Apr 9, 2013

IoT Business Models

A few weeks ago, I had the pleasure to be a stimulus speaker at a New Digital Economics event in San Francisco. I spoke about IoT Business Models during a full day session - entitled Digital Things – which was devoted to new opportunities from the ‘Internet of Things’.

Digital Things ran in parallel to sessions on Digital Commerce and Digital Entertainment so there was definite competition for conference delegates. As a measure of how seriously Silicon Valley is taking the IoT market, the Digital Things session drew by far the largest audience.

Since the IoT market is still comparatively underdeveloped in commercial terms, my presentation focused on lessons learned from the M2M market. In particular, I highlighted several insights from the business strategies that service suppliers and providers are implementing.

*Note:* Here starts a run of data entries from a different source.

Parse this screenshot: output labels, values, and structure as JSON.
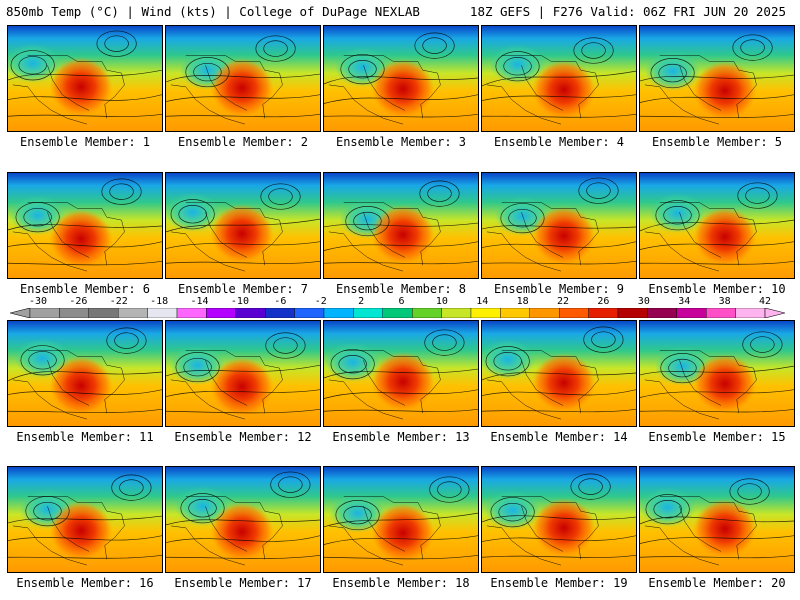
{
  "header": {
    "left": "850mb Temp (°C) | Wind (kts) | College of DuPage NEXLAB",
    "right": "18Z GEFS | F276 Valid: 06Z FRI JUN 20 2025"
  },
  "panel_label_prefix": "Ensemble Member: ",
  "members": [
    "1",
    "2",
    "3",
    "4",
    "5",
    "6",
    "7",
    "8",
    "9",
    "10",
    "11",
    "12",
    "13",
    "14",
    "15",
    "16",
    "17",
    "18",
    "19",
    "20"
  ],
  "colorbar": {
    "ticks": [
      "-30",
      "-26",
      "-22",
      "-18",
      "-14",
      "-10",
      "-6",
      "-2",
      "2",
      "6",
      "10",
      "14",
      "18",
      "22",
      "26",
      "30",
      "34",
      "38",
      "42"
    ],
    "colors": [
      "#a0a0a0",
      "#8c8c8c",
      "#787878",
      "#b4b4b4",
      "#e6e6f0",
      "#ff66ff",
      "#b400ff",
      "#5a00d2",
      "#1432c8",
      "#1e64ff",
      "#00b4ff",
      "#00e6d2",
      "#00c878",
      "#64d228",
      "#c8e628",
      "#fff000",
      "#ffc800",
      "#ff9600",
      "#ff5a00",
      "#e61e00",
      "#b40000",
      "#960050",
      "#c8009b",
      "#ff50c8",
      "#ffb4f0"
    ]
  }
}
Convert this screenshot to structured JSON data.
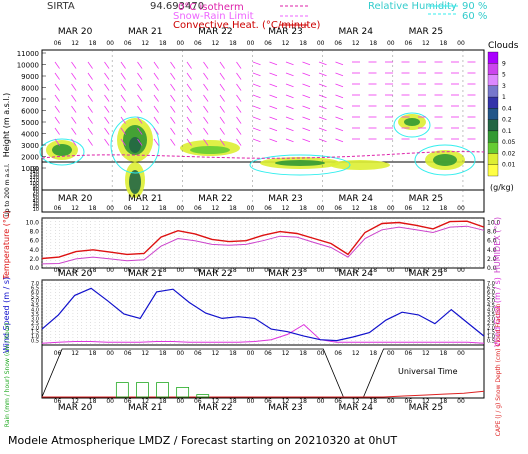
{
  "header": {
    "station": "SIRTA",
    "coords": "94.693470",
    "legend_isotherm": "0°C isotherm",
    "legend_snow_rain": "Snow-Rain Limit",
    "legend_convective": "Convective Heat. (°C/minute)",
    "legend_rh": "Relative Humidity",
    "rh_90": "90 %",
    "rh_60": "60 %"
  },
  "footer": {
    "title": "Modele Atmospherique LMDZ / Forecast starting on 20210320 at 0hUT"
  },
  "colors": {
    "isotherm": "#dd22aa",
    "snow_rain": "#ee66ff",
    "convective": "#cc0000",
    "rh": "#33eeee",
    "wind": "#ee33ee",
    "temperature": "#dd1111",
    "humidex": "#cc44cc",
    "wind_speed": "#1111cc",
    "wind_gust": "#dd33dd",
    "rain": "#22aa22",
    "snow": "#2222cc",
    "cape": "#dd2222",
    "cloud_fraction": "#000000"
  },
  "chart_data": [
    {
      "type": "heatmap",
      "panel": "clouds",
      "ylabel": "Height (m a.s.l.)",
      "ylabel2": "Up to 200 m a.s.l.",
      "yticks": [
        "1000",
        "2000",
        "3000",
        "4000",
        "5000",
        "6000",
        "7000",
        "8000",
        "9000",
        "10000",
        "11000"
      ],
      "yticks_low": [
        "10",
        "20",
        "30",
        "40",
        "50",
        "60",
        "70",
        "80",
        "90",
        "100",
        "110",
        "120",
        "130",
        "140",
        "150"
      ],
      "colorbar": {
        "title": "Clouds",
        "unit": "(g/kg)",
        "labels": [
          "9",
          "5",
          "3",
          "1",
          "0.4",
          "0.2",
          "0.1",
          "0.05",
          "0.02",
          "0.01"
        ],
        "colors": [
          "#aa00ff",
          "#cc44ee",
          "#dd88ff",
          "#7777cc",
          "#3333aa",
          "#225588",
          "#226644",
          "#339933",
          "#66cc33",
          "#ddee33",
          "#ffff44"
        ]
      },
      "days": [
        "MAR 20",
        "MAR 21",
        "MAR 22",
        "MAR 23",
        "MAR 24",
        "MAR 25"
      ],
      "hours": [
        "06",
        "12",
        "18",
        "00"
      ]
    },
    {
      "type": "line",
      "panel": "temperature",
      "ylabel": "Temperature (°C)",
      "ylabel2": "HUMIDEX (°C)",
      "yticks": [
        "0.0",
        "2.0",
        "4.0",
        "6.0",
        "8.0",
        "10.0"
      ],
      "ylim": [
        0,
        11
      ],
      "series": [
        {
          "name": "Temperature",
          "values": [
            2.1,
            2.4,
            3.6,
            4.0,
            3.5,
            3.0,
            3.2,
            6.8,
            8.2,
            7.5,
            6.3,
            5.8,
            6.0,
            7.2,
            8.0,
            7.6,
            6.5,
            5.4,
            3.0,
            7.8,
            9.8,
            10.0,
            9.4,
            8.6,
            10.2,
            10.3,
            9.0
          ]
        },
        {
          "name": "HUMIDEX",
          "values": [
            0.9,
            1.0,
            2.0,
            2.4,
            2.0,
            1.6,
            1.8,
            4.8,
            6.5,
            6.0,
            5.2,
            5.0,
            5.2,
            6.0,
            7.0,
            6.8,
            5.6,
            4.5,
            2.4,
            6.5,
            8.4,
            9.0,
            8.4,
            7.8,
            9.0,
            9.2,
            8.3
          ]
        }
      ]
    },
    {
      "type": "line",
      "panel": "wind",
      "ylabel": "Wind Speed (m / s)",
      "ylabel2": "Wind Gust (m / s)",
      "yticks": [
        "0.5",
        "1.0",
        "1.5",
        "2.0",
        "2.5",
        "3.0",
        "3.5",
        "4.0",
        "4.5",
        "5.0",
        "5.5",
        "6.0",
        "6.5",
        "7.0"
      ],
      "ylim": [
        0,
        7
      ],
      "series": [
        {
          "name": "Wind Speed",
          "values": [
            1.8,
            3.4,
            5.6,
            6.4,
            5.0,
            3.5,
            3.0,
            6.0,
            6.3,
            4.8,
            3.6,
            3.0,
            3.2,
            3.0,
            1.8,
            1.5,
            1.0,
            0.6,
            0.5,
            0.9,
            1.4,
            2.8,
            3.7,
            3.4,
            2.4,
            4.0,
            2.5,
            1.0
          ]
        },
        {
          "name": "Wind Gust",
          "values": [
            0.2,
            0.3,
            0.4,
            0.4,
            0.3,
            0.3,
            0.3,
            0.4,
            0.4,
            0.3,
            0.3,
            0.3,
            0.3,
            0.4,
            0.6,
            1.2,
            2.3,
            0.6,
            0.3,
            0.3,
            0.3,
            0.3,
            0.3,
            0.3,
            0.3,
            0.3,
            0.3,
            0.2
          ]
        }
      ]
    },
    {
      "type": "line",
      "panel": "precipitation",
      "ylabel": "Rain (mm / hour) Snow (cm / hour)",
      "ylabel2": "CAPE (J / g) Snow Depth (cm) Cloud Fraction",
      "xlabel": "Universal Time",
      "series": [
        {
          "name": "Cloud Fraction",
          "values": [
            0.0,
            1.0,
            1.0,
            1.0,
            1.0,
            1.0,
            1.0,
            1.0,
            1.0,
            1.0,
            1.0,
            1.0,
            1.0,
            1.0,
            1.0,
            0.0,
            0.0,
            1.0,
            1.0,
            1.0,
            1.0,
            1.0,
            1.0
          ]
        },
        {
          "name": "Rain",
          "values": [
            0.0,
            0.0,
            0.0,
            0.0,
            0.3,
            0.3,
            0.3,
            0.2,
            0.05,
            0.0,
            0.0,
            0.0,
            0.0,
            0.0,
            0.0,
            0.0,
            0.0,
            0.0,
            0.0,
            0.0,
            0.0,
            0.0,
            0.0
          ]
        },
        {
          "name": "CAPE",
          "values": [
            0.0,
            0.0,
            0.0,
            0.0,
            0.0,
            0.0,
            0.0,
            0.0,
            0.0,
            0.0,
            0.0,
            0.0,
            0.0,
            0.0,
            0.0,
            0.0,
            0.0,
            0.0,
            0.02,
            0.04,
            0.06,
            0.08,
            0.12
          ]
        }
      ]
    }
  ]
}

M2M service providers – hardware and technology vendors, mainstream and specialist service providers, integrators etc. - are employing a variety of strategies in the M2M market. A common theme to their actions is to ‘compress’ or vertically integrate along the traditionally fragmented value chain; This was previously described in my post about corporate initiatives. For example, partnerships involving two or more companies in adjoining parts of the value chain can reduce complexity and costs when implementing M2M solutions. Improved coordination along the value chain can shorten the ‘time to market’ while offering greater confidence and certainty to non-telecoms. companies that are looking to adopt M2M connectivity. And, there is greater scope for innovation as knowledge barriers start to break down.

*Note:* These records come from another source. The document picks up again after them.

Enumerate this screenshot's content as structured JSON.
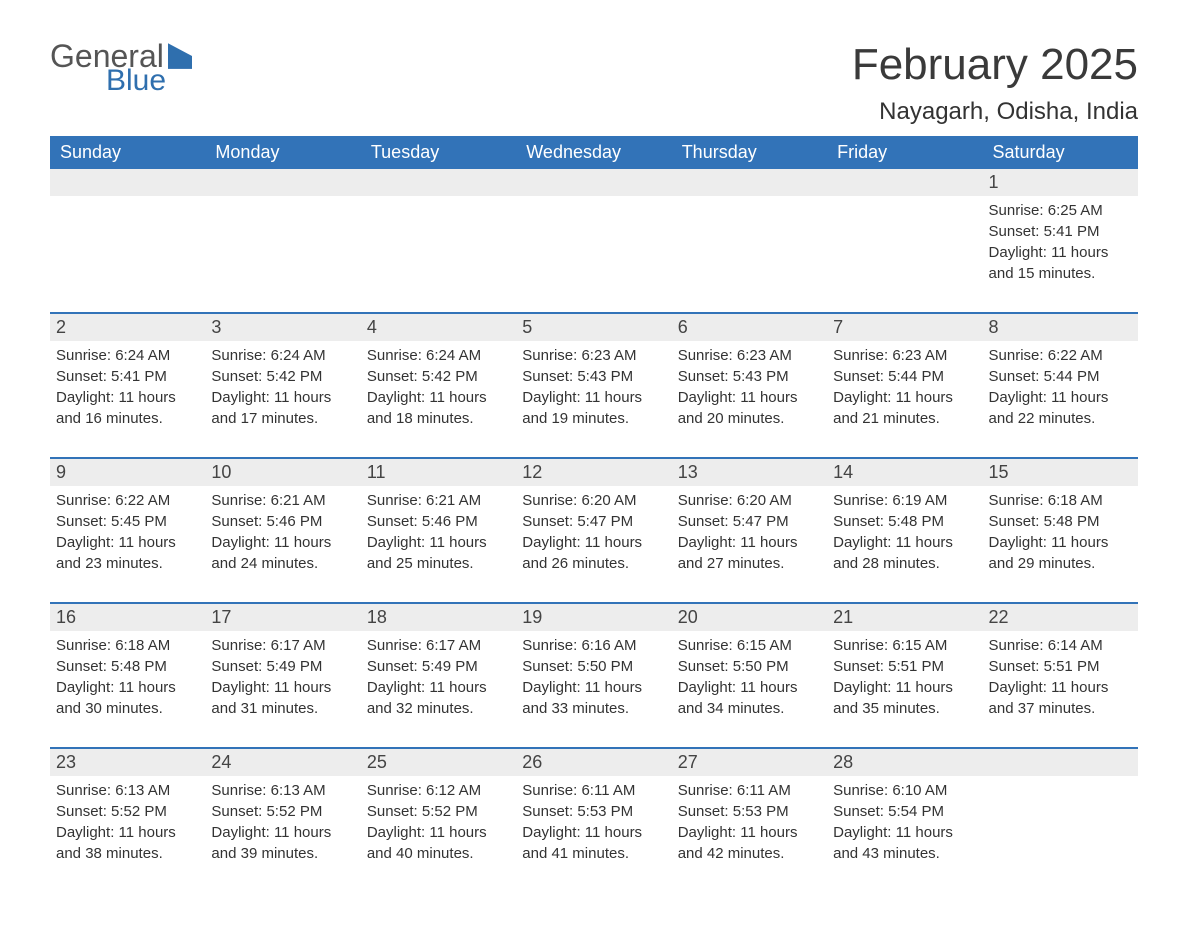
{
  "logo": {
    "word1": "General",
    "word2": "Blue"
  },
  "title": "February 2025",
  "location": "Nayagarh, Odisha, India",
  "colors": {
    "header_bg": "#3273b8",
    "header_text": "#ffffff",
    "band_bg": "#ededed",
    "rule": "#3273b8",
    "body_text": "#333333",
    "page_bg": "#ffffff",
    "logo_gray": "#555555",
    "logo_blue": "#2f6fae"
  },
  "layout": {
    "columns": 7,
    "rows": 5,
    "day_fontsize": 18,
    "body_fontsize": 15,
    "header_fontsize": 18,
    "title_fontsize": 44,
    "location_fontsize": 24
  },
  "weekdays": [
    "Sunday",
    "Monday",
    "Tuesday",
    "Wednesday",
    "Thursday",
    "Friday",
    "Saturday"
  ],
  "labels": {
    "sunrise": "Sunrise:",
    "sunset": "Sunset:",
    "daylight": "Daylight:"
  },
  "weeks": [
    [
      null,
      null,
      null,
      null,
      null,
      null,
      {
        "n": "1",
        "sunrise": "6:25 AM",
        "sunset": "5:41 PM",
        "daylight": "11 hours and 15 minutes."
      }
    ],
    [
      {
        "n": "2",
        "sunrise": "6:24 AM",
        "sunset": "5:41 PM",
        "daylight": "11 hours and 16 minutes."
      },
      {
        "n": "3",
        "sunrise": "6:24 AM",
        "sunset": "5:42 PM",
        "daylight": "11 hours and 17 minutes."
      },
      {
        "n": "4",
        "sunrise": "6:24 AM",
        "sunset": "5:42 PM",
        "daylight": "11 hours and 18 minutes."
      },
      {
        "n": "5",
        "sunrise": "6:23 AM",
        "sunset": "5:43 PM",
        "daylight": "11 hours and 19 minutes."
      },
      {
        "n": "6",
        "sunrise": "6:23 AM",
        "sunset": "5:43 PM",
        "daylight": "11 hours and 20 minutes."
      },
      {
        "n": "7",
        "sunrise": "6:23 AM",
        "sunset": "5:44 PM",
        "daylight": "11 hours and 21 minutes."
      },
      {
        "n": "8",
        "sunrise": "6:22 AM",
        "sunset": "5:44 PM",
        "daylight": "11 hours and 22 minutes."
      }
    ],
    [
      {
        "n": "9",
        "sunrise": "6:22 AM",
        "sunset": "5:45 PM",
        "daylight": "11 hours and 23 minutes."
      },
      {
        "n": "10",
        "sunrise": "6:21 AM",
        "sunset": "5:46 PM",
        "daylight": "11 hours and 24 minutes."
      },
      {
        "n": "11",
        "sunrise": "6:21 AM",
        "sunset": "5:46 PM",
        "daylight": "11 hours and 25 minutes."
      },
      {
        "n": "12",
        "sunrise": "6:20 AM",
        "sunset": "5:47 PM",
        "daylight": "11 hours and 26 minutes."
      },
      {
        "n": "13",
        "sunrise": "6:20 AM",
        "sunset": "5:47 PM",
        "daylight": "11 hours and 27 minutes."
      },
      {
        "n": "14",
        "sunrise": "6:19 AM",
        "sunset": "5:48 PM",
        "daylight": "11 hours and 28 minutes."
      },
      {
        "n": "15",
        "sunrise": "6:18 AM",
        "sunset": "5:48 PM",
        "daylight": "11 hours and 29 minutes."
      }
    ],
    [
      {
        "n": "16",
        "sunrise": "6:18 AM",
        "sunset": "5:48 PM",
        "daylight": "11 hours and 30 minutes."
      },
      {
        "n": "17",
        "sunrise": "6:17 AM",
        "sunset": "5:49 PM",
        "daylight": "11 hours and 31 minutes."
      },
      {
        "n": "18",
        "sunrise": "6:17 AM",
        "sunset": "5:49 PM",
        "daylight": "11 hours and 32 minutes."
      },
      {
        "n": "19",
        "sunrise": "6:16 AM",
        "sunset": "5:50 PM",
        "daylight": "11 hours and 33 minutes."
      },
      {
        "n": "20",
        "sunrise": "6:15 AM",
        "sunset": "5:50 PM",
        "daylight": "11 hours and 34 minutes."
      },
      {
        "n": "21",
        "sunrise": "6:15 AM",
        "sunset": "5:51 PM",
        "daylight": "11 hours and 35 minutes."
      },
      {
        "n": "22",
        "sunrise": "6:14 AM",
        "sunset": "5:51 PM",
        "daylight": "11 hours and 37 minutes."
      }
    ],
    [
      {
        "n": "23",
        "sunrise": "6:13 AM",
        "sunset": "5:52 PM",
        "daylight": "11 hours and 38 minutes."
      },
      {
        "n": "24",
        "sunrise": "6:13 AM",
        "sunset": "5:52 PM",
        "daylight": "11 hours and 39 minutes."
      },
      {
        "n": "25",
        "sunrise": "6:12 AM",
        "sunset": "5:52 PM",
        "daylight": "11 hours and 40 minutes."
      },
      {
        "n": "26",
        "sunrise": "6:11 AM",
        "sunset": "5:53 PM",
        "daylight": "11 hours and 41 minutes."
      },
      {
        "n": "27",
        "sunrise": "6:11 AM",
        "sunset": "5:53 PM",
        "daylight": "11 hours and 42 minutes."
      },
      {
        "n": "28",
        "sunrise": "6:10 AM",
        "sunset": "5:54 PM",
        "daylight": "11 hours and 43 minutes."
      },
      null
    ]
  ]
}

The IoT market differs from the M2M market. IoT involves services that exploit data from multiple sensors and connected devices that may initially have been deployed for separate and unrelated purposes.

To illustrate this point, the middle image in the following exhibit shows the case of a set of services delivered in a home. These services – home automation, smart metering and assisted living – would each be deployed for a specific application purpose. The ability to combine data across services could result in a higher quality of services (through improved information integrity) as well as new service opportunities (e.g. home security, wellness monitoring).

So, which types of company and business models will prevail in the IoT market?
  • One possibility for how IoT services will develop takes the form of over the top (OTT) providers. Companies would leverage data (subject to the data being accessible) from multiple sources to create and supply new services (which carries the threat of disenfranchising existing silo providers).

  • Drawing on the concept of ‘value-chain’ compression in M2M, there will be analogous opportunities, horizontally across value chains as shown in the right-most image of the illustration above.
The challenge for companies in the ‘new’ value chain is to understand where value might be concentrated – e.g. customer interface, billing engine, customer and connected device identity management, etc. – and how this translates into potential control points to orchestrate the value chain.